Господи, ведь это все было, было, было, было!
Афины кипели.
Хотя уже рухнула диктатура «черных полковников», студенческие и рабочие манифестации то и дело заполняли улицы, и стены домов пятнали плакаты и транспаранты: «За демократию!», «Нет – планам НАТО!».
Мимо меня проехал белый приземистый «кадиллак» с дипломатическим номером, на крыше к багажнику которого тянулась надпись со свежими, оплывающими незасохшей краской буквами: «Марш домой, в США!» Возле здания Политехнического института, где в годы правления хунты произошел расстрел студенческой демонстрации, бушевал митинг, и неимоверный зной, казалось, только больше распалял ораторов.
В синей безоблачной высоте над городом, над моей головой вдруг ударил звон церковного колокола, покатился к заслоненному холмами горизонту, за ним другой, третий… Удары обгоняли друг друга, сшибаясь в вышине и разбиваясь на мелкие чистейшие звоны.
Ощущение уже однажды пережитого, по неясной, лишенной координат хронологии, ощущение, которое испытывают, вероятно, все, толкнулось мне в сердце. Как всегда бывает в таких случаях, я не мог поймать его точный облик в прошлом.

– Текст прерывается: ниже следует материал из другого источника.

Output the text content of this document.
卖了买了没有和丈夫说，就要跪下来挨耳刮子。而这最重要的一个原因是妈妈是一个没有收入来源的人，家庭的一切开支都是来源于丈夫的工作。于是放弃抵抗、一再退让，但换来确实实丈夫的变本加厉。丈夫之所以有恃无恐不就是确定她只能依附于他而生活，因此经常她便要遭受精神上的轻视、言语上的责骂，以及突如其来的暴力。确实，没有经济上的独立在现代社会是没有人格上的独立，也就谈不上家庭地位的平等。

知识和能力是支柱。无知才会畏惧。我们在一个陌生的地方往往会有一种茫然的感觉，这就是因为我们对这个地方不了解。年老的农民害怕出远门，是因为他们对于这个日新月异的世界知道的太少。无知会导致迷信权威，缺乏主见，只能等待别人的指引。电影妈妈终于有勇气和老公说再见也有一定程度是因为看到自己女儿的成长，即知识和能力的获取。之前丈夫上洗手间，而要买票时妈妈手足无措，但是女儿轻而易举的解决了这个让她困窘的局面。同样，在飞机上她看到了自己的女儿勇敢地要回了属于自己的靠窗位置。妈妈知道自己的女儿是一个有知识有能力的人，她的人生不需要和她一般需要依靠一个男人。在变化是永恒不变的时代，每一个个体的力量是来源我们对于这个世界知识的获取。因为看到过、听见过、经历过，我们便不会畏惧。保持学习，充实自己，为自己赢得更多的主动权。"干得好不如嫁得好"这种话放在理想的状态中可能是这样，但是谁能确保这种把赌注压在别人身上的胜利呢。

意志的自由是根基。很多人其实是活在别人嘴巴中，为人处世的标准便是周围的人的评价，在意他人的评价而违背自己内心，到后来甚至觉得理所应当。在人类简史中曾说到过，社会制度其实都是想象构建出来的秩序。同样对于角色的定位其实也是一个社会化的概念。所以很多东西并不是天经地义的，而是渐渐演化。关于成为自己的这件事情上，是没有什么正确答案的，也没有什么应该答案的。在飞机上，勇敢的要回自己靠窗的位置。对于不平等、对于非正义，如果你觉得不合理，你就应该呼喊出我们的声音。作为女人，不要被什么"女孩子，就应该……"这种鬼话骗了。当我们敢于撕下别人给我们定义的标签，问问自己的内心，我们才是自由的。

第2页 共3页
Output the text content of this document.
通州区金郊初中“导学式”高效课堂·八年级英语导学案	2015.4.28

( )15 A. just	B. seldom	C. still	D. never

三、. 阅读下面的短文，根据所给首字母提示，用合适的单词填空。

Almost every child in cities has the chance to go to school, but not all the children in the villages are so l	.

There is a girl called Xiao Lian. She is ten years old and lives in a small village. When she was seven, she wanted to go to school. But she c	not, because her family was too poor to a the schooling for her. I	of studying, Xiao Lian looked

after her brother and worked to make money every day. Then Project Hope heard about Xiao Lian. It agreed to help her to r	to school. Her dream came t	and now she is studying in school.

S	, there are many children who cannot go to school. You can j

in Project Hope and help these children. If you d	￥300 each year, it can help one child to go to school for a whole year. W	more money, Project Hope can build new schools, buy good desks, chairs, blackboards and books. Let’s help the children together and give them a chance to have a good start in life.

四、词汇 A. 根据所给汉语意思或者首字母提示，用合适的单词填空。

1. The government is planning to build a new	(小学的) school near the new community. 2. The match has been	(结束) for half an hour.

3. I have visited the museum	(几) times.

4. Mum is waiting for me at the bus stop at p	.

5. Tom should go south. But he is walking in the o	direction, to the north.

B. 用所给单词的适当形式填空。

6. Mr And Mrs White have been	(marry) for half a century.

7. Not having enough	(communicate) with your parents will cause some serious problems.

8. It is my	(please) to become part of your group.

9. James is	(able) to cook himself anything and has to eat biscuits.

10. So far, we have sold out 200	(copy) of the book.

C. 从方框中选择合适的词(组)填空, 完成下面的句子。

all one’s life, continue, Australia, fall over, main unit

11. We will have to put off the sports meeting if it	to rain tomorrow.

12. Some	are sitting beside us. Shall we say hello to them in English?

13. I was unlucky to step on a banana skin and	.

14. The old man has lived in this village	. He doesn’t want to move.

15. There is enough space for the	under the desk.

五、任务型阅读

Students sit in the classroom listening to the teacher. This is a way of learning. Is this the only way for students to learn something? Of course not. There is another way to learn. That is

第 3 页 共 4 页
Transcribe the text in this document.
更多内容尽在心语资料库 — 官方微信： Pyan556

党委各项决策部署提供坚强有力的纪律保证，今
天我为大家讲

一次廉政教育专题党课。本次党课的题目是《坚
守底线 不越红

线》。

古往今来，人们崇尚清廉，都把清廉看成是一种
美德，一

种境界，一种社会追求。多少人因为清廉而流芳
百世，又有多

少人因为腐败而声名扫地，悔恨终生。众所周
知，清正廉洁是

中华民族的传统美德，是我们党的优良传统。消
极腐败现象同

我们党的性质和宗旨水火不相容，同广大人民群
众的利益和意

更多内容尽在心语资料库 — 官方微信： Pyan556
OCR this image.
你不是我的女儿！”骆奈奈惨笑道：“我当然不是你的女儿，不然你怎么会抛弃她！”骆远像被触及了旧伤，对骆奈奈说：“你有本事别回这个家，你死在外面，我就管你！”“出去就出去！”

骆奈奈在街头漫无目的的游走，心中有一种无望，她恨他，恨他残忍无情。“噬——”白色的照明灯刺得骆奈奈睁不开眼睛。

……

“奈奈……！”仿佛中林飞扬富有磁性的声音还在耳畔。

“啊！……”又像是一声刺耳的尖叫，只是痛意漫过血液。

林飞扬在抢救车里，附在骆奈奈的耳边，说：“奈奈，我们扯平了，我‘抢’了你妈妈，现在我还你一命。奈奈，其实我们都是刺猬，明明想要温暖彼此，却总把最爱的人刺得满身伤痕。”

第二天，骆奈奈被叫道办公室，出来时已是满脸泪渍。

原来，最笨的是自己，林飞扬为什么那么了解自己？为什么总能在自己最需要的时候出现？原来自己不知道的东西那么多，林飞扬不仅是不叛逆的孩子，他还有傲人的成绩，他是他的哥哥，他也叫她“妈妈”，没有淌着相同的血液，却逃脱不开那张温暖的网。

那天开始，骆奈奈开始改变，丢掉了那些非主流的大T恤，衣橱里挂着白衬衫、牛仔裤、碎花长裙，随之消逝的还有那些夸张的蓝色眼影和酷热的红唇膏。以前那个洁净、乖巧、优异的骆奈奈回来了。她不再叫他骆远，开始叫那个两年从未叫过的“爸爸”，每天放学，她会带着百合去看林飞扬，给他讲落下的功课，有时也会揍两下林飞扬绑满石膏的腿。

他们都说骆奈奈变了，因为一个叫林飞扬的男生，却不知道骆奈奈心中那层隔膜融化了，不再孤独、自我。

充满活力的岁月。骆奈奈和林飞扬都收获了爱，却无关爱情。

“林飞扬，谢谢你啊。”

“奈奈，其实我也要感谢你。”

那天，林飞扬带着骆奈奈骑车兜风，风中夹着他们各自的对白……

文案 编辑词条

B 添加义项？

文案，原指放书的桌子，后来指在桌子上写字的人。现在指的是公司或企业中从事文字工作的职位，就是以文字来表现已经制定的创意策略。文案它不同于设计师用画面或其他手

Перебегая улицу, мне навстречу устремилась светловолосая девушка, прижимающая к груди охапку красных цветов. В какое-то мгновение мне показалось, что это Зюка, и я стал мучительно вспоминать: когда же это было, когда она так бежала навстречу мне, прижав к груди цветы? Девушка помахала мне рукой. Я уже готов был ответить, но стоящий возле меня на тротуаре парень что-то крикнул ей, и я понял, что приветствие обращено к нему.
Девушка все махала, и от того, что букет она удерживала только одной рукой, цветы начали рассыпаться, падать, оставляя красные отметины на мостовой.
И тут неясность ощущения «уже однажды происходившего» обрела определенность, прочертилась всеми деталями.
Это было. Но было не со мной. Мне рассказывал об этом мой коллега, греческий документалист Мемос Янидис, полжизни проведший в концлагерях Макронисоси Родос – и после войны, и при «полковниках». Просто гул колоколов и эти цветы на мостовой сделали происходящее почти моим собственным переживанием. А ведь это говорил Мемос: «Колокола буквально надрывались. Они гремели над всеми Афинами, но я все время различал в этом исступленном хоре голос колокола Кафедрального собора. Может, мне только казалось, что я слышу этот басовый стон отдельно от других. Но мне казалось так. Так же мне казалось утром, что я слышу голос брата Антонаса, когда проезжали грузовики к стрельбищу Кесарьяни. Немцы везли на расстрел двести заложников, и ребята пели свою последнюю песню, чтобы город слышал их.